Selene (= Mene or Luna). She is the proper Titan-goddess of the Moon, often even the personnification of the moon itself. See among many other sources, Apollonius Rhodius's Argonautica:
Rising from the distant east, the Lady Selene (Moon), Titanian goddess...
Phoibe/Phoebe. The Titan Phoibe doesn't actually seem to be associated with the moon, the confusion comes from Selene being often nicknamed Phoebe (i. e. 'bright'). Phoibe was apparently a prophetess Titan-goddess and as such is supposed to have held the Oracle of Delphi at some point.

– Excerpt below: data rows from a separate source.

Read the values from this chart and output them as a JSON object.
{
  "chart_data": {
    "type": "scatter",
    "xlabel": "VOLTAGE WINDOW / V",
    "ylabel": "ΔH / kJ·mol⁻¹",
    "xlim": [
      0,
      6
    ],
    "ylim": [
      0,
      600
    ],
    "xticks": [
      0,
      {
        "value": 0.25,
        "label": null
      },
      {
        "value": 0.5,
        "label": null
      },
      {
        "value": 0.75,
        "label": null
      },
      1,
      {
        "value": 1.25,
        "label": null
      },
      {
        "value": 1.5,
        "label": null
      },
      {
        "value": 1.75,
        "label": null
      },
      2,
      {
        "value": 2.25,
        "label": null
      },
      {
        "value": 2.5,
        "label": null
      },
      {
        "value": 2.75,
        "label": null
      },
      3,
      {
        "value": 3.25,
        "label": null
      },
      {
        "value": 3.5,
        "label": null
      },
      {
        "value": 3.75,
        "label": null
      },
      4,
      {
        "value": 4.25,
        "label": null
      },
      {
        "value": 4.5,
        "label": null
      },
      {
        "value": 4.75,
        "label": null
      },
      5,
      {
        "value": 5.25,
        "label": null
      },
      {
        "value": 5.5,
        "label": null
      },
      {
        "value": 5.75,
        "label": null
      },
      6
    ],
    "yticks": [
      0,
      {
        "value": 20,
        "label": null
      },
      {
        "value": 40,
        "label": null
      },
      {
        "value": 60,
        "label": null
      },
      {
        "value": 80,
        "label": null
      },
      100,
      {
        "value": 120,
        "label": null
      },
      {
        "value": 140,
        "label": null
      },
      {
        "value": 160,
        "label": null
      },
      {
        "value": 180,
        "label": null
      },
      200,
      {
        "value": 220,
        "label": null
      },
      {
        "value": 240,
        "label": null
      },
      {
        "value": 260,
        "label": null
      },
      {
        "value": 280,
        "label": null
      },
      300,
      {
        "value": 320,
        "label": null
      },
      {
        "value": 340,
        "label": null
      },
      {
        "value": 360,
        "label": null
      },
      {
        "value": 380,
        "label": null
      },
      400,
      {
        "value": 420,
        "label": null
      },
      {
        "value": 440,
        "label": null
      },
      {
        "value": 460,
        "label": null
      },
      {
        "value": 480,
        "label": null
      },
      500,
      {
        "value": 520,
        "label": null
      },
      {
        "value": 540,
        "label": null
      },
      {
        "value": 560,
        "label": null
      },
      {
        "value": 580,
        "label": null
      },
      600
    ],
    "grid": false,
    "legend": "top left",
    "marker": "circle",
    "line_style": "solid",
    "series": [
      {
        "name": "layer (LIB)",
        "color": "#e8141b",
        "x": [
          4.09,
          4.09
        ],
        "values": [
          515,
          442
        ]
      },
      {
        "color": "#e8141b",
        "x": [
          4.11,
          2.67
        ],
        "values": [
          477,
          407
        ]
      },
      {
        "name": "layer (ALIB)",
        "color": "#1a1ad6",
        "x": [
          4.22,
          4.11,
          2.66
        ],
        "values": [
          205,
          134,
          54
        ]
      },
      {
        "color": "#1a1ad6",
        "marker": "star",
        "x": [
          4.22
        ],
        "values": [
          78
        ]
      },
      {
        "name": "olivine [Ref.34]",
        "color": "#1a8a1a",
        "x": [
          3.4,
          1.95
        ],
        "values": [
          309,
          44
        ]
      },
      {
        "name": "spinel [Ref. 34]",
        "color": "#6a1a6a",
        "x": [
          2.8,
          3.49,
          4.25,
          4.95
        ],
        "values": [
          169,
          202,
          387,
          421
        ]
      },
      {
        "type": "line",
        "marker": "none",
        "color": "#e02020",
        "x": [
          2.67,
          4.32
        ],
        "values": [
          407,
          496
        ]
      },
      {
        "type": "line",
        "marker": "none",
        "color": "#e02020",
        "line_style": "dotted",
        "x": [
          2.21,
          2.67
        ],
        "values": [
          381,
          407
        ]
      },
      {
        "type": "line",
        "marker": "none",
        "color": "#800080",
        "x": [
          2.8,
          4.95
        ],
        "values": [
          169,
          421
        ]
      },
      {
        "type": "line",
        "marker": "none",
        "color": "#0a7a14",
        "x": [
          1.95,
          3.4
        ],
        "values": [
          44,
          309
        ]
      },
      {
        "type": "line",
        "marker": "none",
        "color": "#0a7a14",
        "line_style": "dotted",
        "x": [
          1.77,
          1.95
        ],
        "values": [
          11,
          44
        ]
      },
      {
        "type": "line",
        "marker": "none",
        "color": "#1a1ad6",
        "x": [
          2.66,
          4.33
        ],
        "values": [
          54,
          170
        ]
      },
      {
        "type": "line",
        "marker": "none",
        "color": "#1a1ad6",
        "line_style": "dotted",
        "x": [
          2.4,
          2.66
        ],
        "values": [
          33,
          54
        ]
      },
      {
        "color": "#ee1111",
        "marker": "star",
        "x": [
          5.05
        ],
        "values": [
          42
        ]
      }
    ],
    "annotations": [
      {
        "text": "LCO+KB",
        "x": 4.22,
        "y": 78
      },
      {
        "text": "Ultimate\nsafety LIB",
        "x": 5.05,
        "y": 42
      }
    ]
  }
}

From the first line of Aeschylus's Eumenides:
THE PYTHIAN PRIESTESS
First, in this prayer, of all the gods I name
The prophet-mother Earth; and Themis next,
Second who sat-for so with truth is said-
On this her mother's shrine oracular.
Then by her grace, who unconstrained allowed,
There sat thereon another child of Earth-
Hecate. Now Hecate is something else I think. The different sources we have tend to contradict each other on her parentage, descendance, attributions etc. leading some scholars to think that Hecate was in fact a goddess foreign to the Greek Pantheon that was only added later (and well integrated thanks to the place Hesiod gave her in the Theogony). See for instance what Sarah Johnston says about it in Restless Deads:
Let us go back further, to Hecate's place of origin. There is general agreement that this was Caria, in southwestern Asia Minor, which is supported by the fact that by the Hellenistic period her precinct in Lagina was the largest of all the precincts there (in constrast, in all of Greece, only Aegina seems to have had any significant sanctuary devoted wholly to Hecate).
Caria being in southwestern Anatolia.
Similarly (from the list I mentioned earlier), Pasiphae seems to have been the cretan moon-goddess and Bendis the one from Thrace.
The specific reason why Hecate was associated with the moon seems a bit complex. Originally, in Caria, Hecate seems to have been a fairly generic mother Goddess. Even in Hesiod's Theogony she is presented as having dominion over basically everything:
For to this day, whenever any one of men on earth offers rich sacrifices and prays for favour according to custom, he calls upon Hecate. [...] For as many as were born of Earth and Ocean amongst all these she has her due portion. The son of Cronos did her no wrong nor took anything away of all that was her portion among the former Titan gods: but she holds, as the division was at the first from the beginning, privilege both in earth, and in heaven, and in sea.
According to Sarah Johnston in Hekate Soteira: A Study of Hekate's Role in the Chaldean Oracles and Related Literature (which I haven't been able to find and thus read so I might be misrepresenting her idea here), the association came relatively late (1st Century AD) from the fact that at some point Hecate was seen as a "liminal" goddess, an intermediary between two worlds (hence also probably the association between Hecate and witchcraft), which is a quality that was supposedly shared by the Moon.
So to summarize, the difference between Selene and Artemis is that one is the moon while the other is just associated with it, and on top of that one is a Titan while the other is an Olympian; Phoebe has nothing to do with the moon; and the others are foreign/regional goddesses integrated a posteriori into the Greek Pantheon.